The Memphis Mafia
Italian meets Southern at Andrew Michael
There they are amid grape-laden trellises in the Mazara Valley of Sicily. Over there, they stand tall in front of the Colosseum in Rome. Scattered throughout Andrew Michael Italian Kitchen, large-format photos of chefs and owners Andrew Ticer and Michael Hudman adorn the walls.
Sometimes the boys smile goofily at the camera, like teenagers who just snuck a drink or a smoke. In other portraits they stare keenly, aware, somehow, that the food in hand or the vista in sight will prove formative in the decades to come. Each photograph broadcasts a bond, one that the boys—now in their early thirties—have been honing since they met in sixth grade here in Memphis and soon decided that they would open a restaurant together.

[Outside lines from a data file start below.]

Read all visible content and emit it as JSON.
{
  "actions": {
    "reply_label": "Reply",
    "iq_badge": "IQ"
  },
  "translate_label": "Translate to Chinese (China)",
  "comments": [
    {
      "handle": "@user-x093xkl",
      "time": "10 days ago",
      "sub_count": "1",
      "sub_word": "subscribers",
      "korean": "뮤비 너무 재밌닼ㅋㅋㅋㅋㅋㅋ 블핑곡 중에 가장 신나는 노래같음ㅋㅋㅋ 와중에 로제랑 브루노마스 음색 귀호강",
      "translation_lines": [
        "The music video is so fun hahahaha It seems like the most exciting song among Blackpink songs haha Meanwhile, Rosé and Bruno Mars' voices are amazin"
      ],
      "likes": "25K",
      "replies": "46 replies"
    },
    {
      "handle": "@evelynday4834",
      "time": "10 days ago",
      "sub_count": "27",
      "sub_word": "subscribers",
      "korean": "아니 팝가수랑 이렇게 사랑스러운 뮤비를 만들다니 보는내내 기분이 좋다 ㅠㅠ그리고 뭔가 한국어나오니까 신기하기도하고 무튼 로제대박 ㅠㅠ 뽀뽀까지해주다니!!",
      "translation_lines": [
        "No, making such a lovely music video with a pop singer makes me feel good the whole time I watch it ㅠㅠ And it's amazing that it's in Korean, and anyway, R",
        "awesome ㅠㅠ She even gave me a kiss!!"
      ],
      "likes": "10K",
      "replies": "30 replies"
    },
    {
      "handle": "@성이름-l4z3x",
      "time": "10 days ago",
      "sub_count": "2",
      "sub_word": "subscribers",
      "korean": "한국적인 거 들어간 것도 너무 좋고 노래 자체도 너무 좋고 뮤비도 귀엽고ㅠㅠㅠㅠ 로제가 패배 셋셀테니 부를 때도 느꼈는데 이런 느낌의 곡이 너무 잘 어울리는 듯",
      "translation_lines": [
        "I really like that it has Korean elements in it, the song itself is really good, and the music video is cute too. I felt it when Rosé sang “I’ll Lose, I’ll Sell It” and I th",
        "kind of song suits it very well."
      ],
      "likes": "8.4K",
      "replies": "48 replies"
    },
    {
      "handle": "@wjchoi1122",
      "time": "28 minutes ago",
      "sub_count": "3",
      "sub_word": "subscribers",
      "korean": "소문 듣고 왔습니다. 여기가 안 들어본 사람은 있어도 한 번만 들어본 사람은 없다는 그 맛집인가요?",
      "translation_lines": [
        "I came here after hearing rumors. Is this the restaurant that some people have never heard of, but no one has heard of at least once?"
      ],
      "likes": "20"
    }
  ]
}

Ticer, tall and shaggy, and Hudman, compact and intense, realized that goal in late 2008. Two years later, in the midst of a Memphis restaurant-scene renaissance, I walked past a Francis Bacon–inspired oil painting of the boys butchering a hog and took my place in the earth-toned dining room that looks all the more luxe when you consider that this subdued and cushy lair was once a ranch-style home on a suburban loop street.
The pair have pedigrees. They graduated from Johnson & Wales culinary school in America. And the Italian Culinary Institute in Calabria, too. They did stages at family-owned bistros in Lyon, the arguable gastronomic capital of France. Back home, they worked under José Gutierrez, who once led the kitchen brigade at Chez Philippe in the Peabody hotel in Memphis.

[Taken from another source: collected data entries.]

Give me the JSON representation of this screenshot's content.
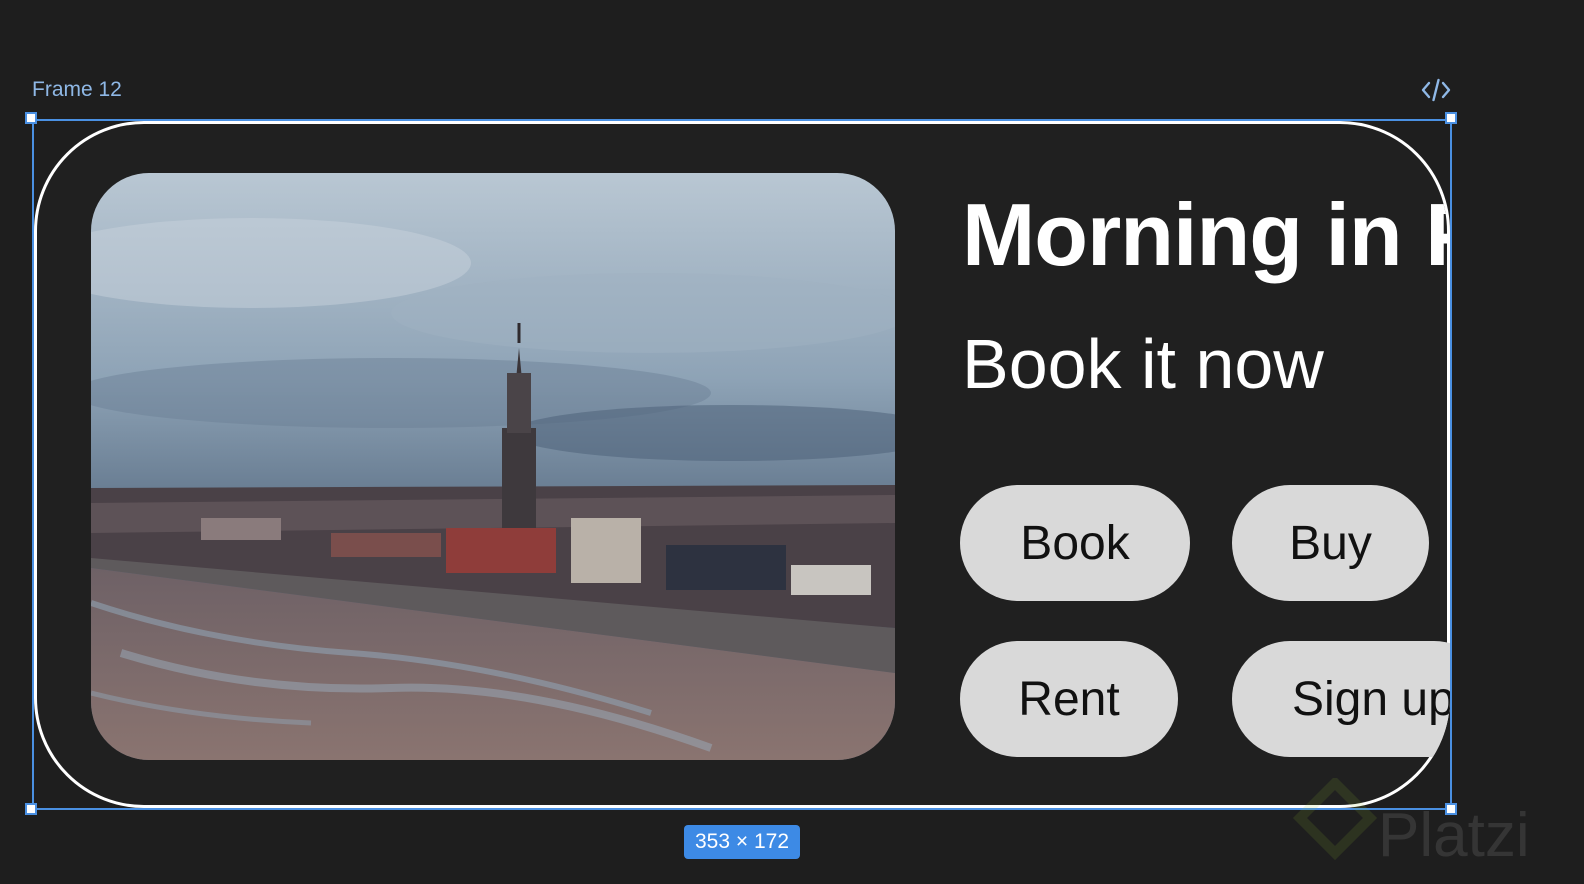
{
  "frame": {
    "label": "Frame 12",
    "size_badge": "353 × 172"
  },
  "card": {
    "title": "Morning in P",
    "subtitle": "Book it now",
    "image_description_icon": "photo",
    "buttons": {
      "book": "Book",
      "buy": "Buy",
      "rent": "Rent",
      "signup": "Sign up"
    }
  },
  "watermark": {
    "text": "Platzi"
  },
  "icons": {
    "code": "code-icon"
  },
  "colors": {
    "background": "#1e1e1e",
    "selection": "#4a90e2",
    "button": "#d9d9d9",
    "badge": "#3d8ae5"
  }
}
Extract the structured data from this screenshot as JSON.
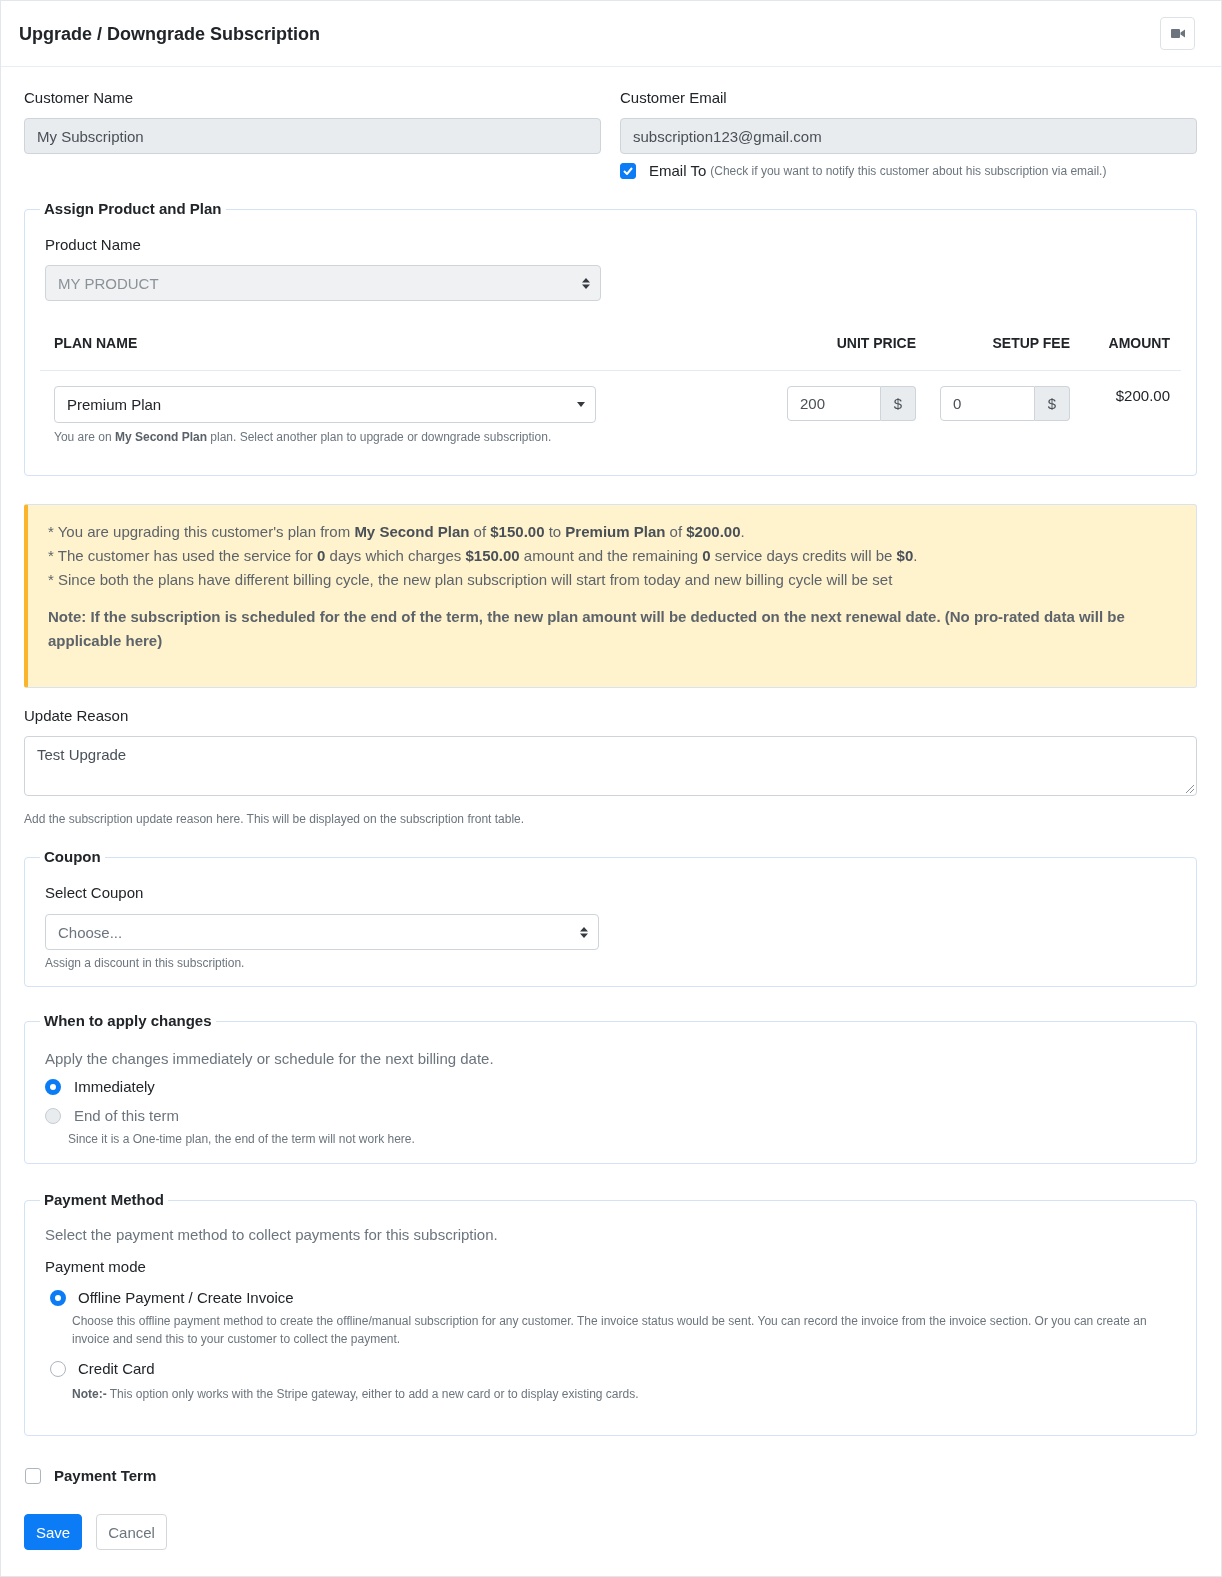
{
  "header": {
    "title": "Upgrade / Downgrade Subscription"
  },
  "customer": {
    "name": {
      "label": "Customer Name",
      "value": "My Subscription",
      "readonly": true
    },
    "email": {
      "label": "Customer Email",
      "value": "subscription123@gmail.com",
      "readonly": true
    },
    "email_to": {
      "label": "Email To",
      "hint": "(Check if you want to notify this customer about his subscription via email.)",
      "checked": true
    }
  },
  "product_plan": {
    "legend": "Assign Product and Plan",
    "product": {
      "label": "Product Name",
      "value": "MY PRODUCT",
      "disabled": true
    },
    "columns": [
      "PLAN NAME",
      "UNIT PRICE",
      "SETUP FEE",
      "AMOUNT"
    ],
    "row": {
      "plan": "Premium Plan",
      "unit_price": "200",
      "unit_price_currency": "$",
      "setup_fee": "0",
      "setup_fee_currency": "$",
      "amount": "$200.00",
      "help": "You are on **My Second Plan** plan. Select another plan to upgrade or downgrade subscription."
    }
  },
  "notice": {
    "lines": [
      "* You are upgrading this customer's plan from **My Second Plan** of **$150.00** to **Premium Plan** of **$200.00**.",
      "* The customer has used the service for **0** days which charges **$150.00** amount and the remaining **0** service days credits will be **$0**.",
      "* Since both the plans have different billing cycle, the new plan subscription will start from today and new billing cycle will be set"
    ],
    "note": "Note: If the subscription is scheduled for the end of the term, the new plan amount will be deducted on the next renewal date. (No pro-rated data will be applicable here)"
  },
  "update_reason": {
    "label": "Update Reason",
    "value": "Test Upgrade",
    "help": "Add the subscription update reason here. This will be displayed on the subscription front table."
  },
  "coupon": {
    "legend": "Coupon",
    "label": "Select Coupon",
    "placeholder": "Choose...",
    "help": "Assign a discount in this subscription."
  },
  "apply_changes": {
    "legend": "When to apply changes",
    "description": "Apply the changes immediately or schedule for the next billing date.",
    "options": [
      {
        "label": "Immediately",
        "selected": true,
        "disabled": false
      },
      {
        "label": "End of this term",
        "selected": false,
        "disabled": true,
        "note": "Since it is a One-time plan, the end of the term will not work here."
      }
    ]
  },
  "payment": {
    "legend": "Payment Method",
    "description": "Select the payment method to collect payments for this subscription.",
    "mode_label": "Payment mode",
    "options": [
      {
        "label": "Offline Payment / Create Invoice",
        "selected": true,
        "note": "Choose this offline payment method to create the offline/manual subscription for any customer. The invoice status would be sent. You can record the invoice from the invoice section. Or you can create an invoice and send this to your customer to collect the payment."
      },
      {
        "label": "Credit Card",
        "selected": false,
        "note": "**Note:-** This option only works with the Stripe gateway, either to add a new card or to display existing cards."
      }
    ]
  },
  "payment_term": {
    "label": "Payment Term",
    "checked": false
  },
  "buttons": [
    {
      "label": "Save",
      "kind": "primary"
    },
    {
      "label": "Cancel",
      "kind": "secondary"
    }
  ]
}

Those pedigrees shine through in their cooking, in entrées like roasted pheasant, served with a sage- and chestnut-threaded risotto and a caramel-toned sauce. And a pork chop, sourced from the much-heralded Newman Farm in Missouri, cooked to pink perfection and ringed with verdant spinach gnocchi. Order their breakfast-for-dinner appetizer and you get a basin’s worth of polenta, topped with a sous vide–cooked egg and a slab of pork belly that’s four times as thick as grocery store bacon and twice as flavorful. Fried-to-order pork rinds—used to convey egg and polenta from plate to maw—represent the best of what this fusion of Italian and Southern produces.

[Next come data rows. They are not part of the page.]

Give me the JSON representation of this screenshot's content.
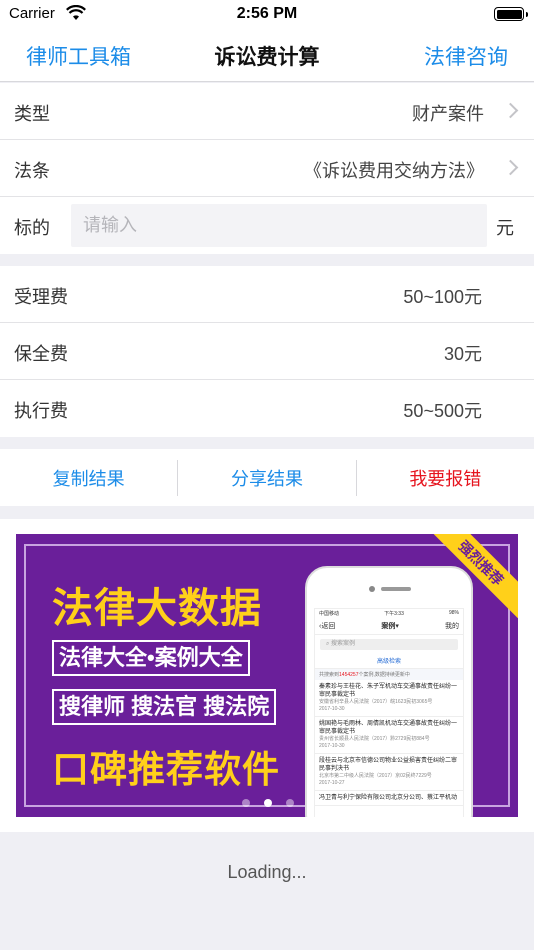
{
  "status_bar": {
    "carrier": "Carrier",
    "time": "2:56 PM"
  },
  "nav": {
    "left": "律师工具箱",
    "title": "诉讼费计算",
    "right": "法律咨询"
  },
  "form": {
    "type_label": "类型",
    "type_value": "财产案件",
    "law_label": "法条",
    "law_value": "《诉讼费用交纳方法》",
    "amount_label": "标的",
    "amount_placeholder": "请输入",
    "amount_value": "",
    "amount_unit": "元"
  },
  "results": [
    {
      "label": "受理费",
      "value": "50~100元"
    },
    {
      "label": "保全费",
      "value": "30元"
    },
    {
      "label": "执行费",
      "value": "50~500元"
    }
  ],
  "actions": {
    "copy": "复制结果",
    "share": "分享结果",
    "report": "我要报错"
  },
  "banner": {
    "headline": "法律大数据",
    "line1": "法律大全•案例大全",
    "line2": "搜律师 搜法官 搜法院",
    "headline2": "口碑推荐软件",
    "ribbon": "强烈推荐",
    "phone": {
      "carrier": "中国移动",
      "time": "下午3:33",
      "battery": "98%",
      "back": "返回",
      "title": "案例",
      "mine": "我的",
      "search_placeholder": "搜索案例",
      "advanced": "高级检索",
      "hint_prefix": "共搜索到",
      "hint_count": "1454257",
      "hint_suffix": "个案例,数据持续更新中",
      "items": [
        {
          "title": "秦素珍与王桂花、朱子军机动车交通事故责任纠纷一审民事裁定书",
          "court": "安徽省利辛县人民法院（2017）皖1623民初3065号",
          "date": "2017-10-30"
        },
        {
          "title": "姚国艳与毛雨林、周倩凯机动车交通事故责任纠纷一审民事裁定书",
          "court": "贵州省长顺县人民法院（2017）黔2729民初884号",
          "date": "2017-10-30"
        },
        {
          "title": "段桂云与北京市信德公司物业公益损害责任纠纷二审民事判决书",
          "court": "北京市第二中级人民法院（2017）京02民终7229号",
          "date": "2017-10-27"
        },
        {
          "title": "冯卫青与利宁保险有限公司北京分公司、蔡江平机动",
          "court": "",
          "date": ""
        }
      ]
    },
    "slides_total": 3,
    "slides_active": 2
  },
  "loading": "Loading..."
}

All that said, the duo rely on their grandmothers for true gravitas. In dishes like lasagnette made with fat shawls of free-form pasta and creamed pork ragu. And spaghetti carbonara, tossed with spicy bits of guanciale. And Maw Maw’s Ravioli, topped with a lava flow of meat gravy. Ask Ticer and Hudman where they get inspiration for those signal Italian dishes and they will tell you—in a manner born-and-bred Southerners will recognize—that they owe it all to time spent in the Memphis kitchens of Catherine Chiozza and Mary Spinosa.
The boys miss a few notes. Some entrées, like the pheasant, don’t quite hit the intended balance of sweet and savory. And the stereo plays strident singer-songwriter coffeehouse drivel, when a mix of Italian pop and Memphis soul would be more fitting. But those are mere quibbles, forgotten when dessert—corn popped with lard, bound with marshmallows, and served with panna cotta—arrives, announcing that, while many still believe that good eats in this city begin and end with barbecue, an ascendant generation of chefs is kicking that notion to the curb.